Researchers set out to determine whether medical cannabis could effectively and safely ease cancer pain while decreasing opioids and medication intake.

Over 3.5 years, 358 cancer patients were studied whose responses were submitted to a multicenter registry for evaluation.

Average age was 57; nearly half were men; most commonly diagnosed types of cancer included bowel, breast and genitourinary cancers; pain was the primary symptom leading to medical cannabis prescription.

THC:CBD balanced, CBD dominant and THC dominant products were approved in 38%, 16.5%, 24.5% of individuals respectively; most commonly recommended method of administration being oral consumption of the product.

Every three months for one year, all medications used, symptoms experienced, pain intensity levels and daily consumption of morphine were tracked and reported back.

On a sliding scale from zero pain (zero) to the most intense discomfort (10), we measured intensity and pain relief, from no relief (0%) to complete relief (100%). Two summary overall measures and pain interference over 24 hours were also provided as measures of overall severity and interference respectively.

Medical cannabis was generally well tolerated and safe, with 11 individuals reporting 15 moderate-severe side effects; 13 of these were considered minor; sleepiness was most frequently reported among these 11 individuals while fatigue occurred twice as frequently.

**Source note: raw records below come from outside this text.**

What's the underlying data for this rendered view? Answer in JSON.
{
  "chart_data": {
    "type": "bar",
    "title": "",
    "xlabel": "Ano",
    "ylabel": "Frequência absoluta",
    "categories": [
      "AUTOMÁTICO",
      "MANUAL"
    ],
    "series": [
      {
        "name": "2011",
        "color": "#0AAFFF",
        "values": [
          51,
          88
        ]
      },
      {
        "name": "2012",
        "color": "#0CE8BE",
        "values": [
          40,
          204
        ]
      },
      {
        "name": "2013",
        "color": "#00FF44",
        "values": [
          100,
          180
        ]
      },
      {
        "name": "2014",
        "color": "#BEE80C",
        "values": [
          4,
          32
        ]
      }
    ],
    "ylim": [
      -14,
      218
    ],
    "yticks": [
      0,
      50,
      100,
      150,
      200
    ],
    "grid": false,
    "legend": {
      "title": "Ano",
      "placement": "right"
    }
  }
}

Two severe side effects associated with medical cannabis were considered unlikely, such as cardiovascular events and pneumonia, yet 5 people stopped using medical cannabis due to side effects.

This remarkable safety record of medical cannabis may be partly attributed to the close scrutiny and authorization by healthcare experts that directed, authorized and monitored treatment in this study.

At 3, 6, and 9 months, statistically significant reductions were noted in terms of overall pain severity, average and worst intensity pain levels, daily life pain interference and daily life pain interference.

Overall, THC:CBD products were linked with improved pain relief compared to either CBD-dominant or THC-dominant products.

At each subsequent 3-monthly check-up, there was a decreasing trend in total medication used, including opioid reduction over the first three.

This observational study cannot establish causation; moreover, many participants dropped out over its 12-month follow-up period; data regarding other medications were limited to discontinuations or addition.

However, these findings demonstrate a potential role for medical cannabis as a safe and complementary solution in providing adequate pain relief in people suffering from cancer who cannot find relief with conventional analgesics such as opioids.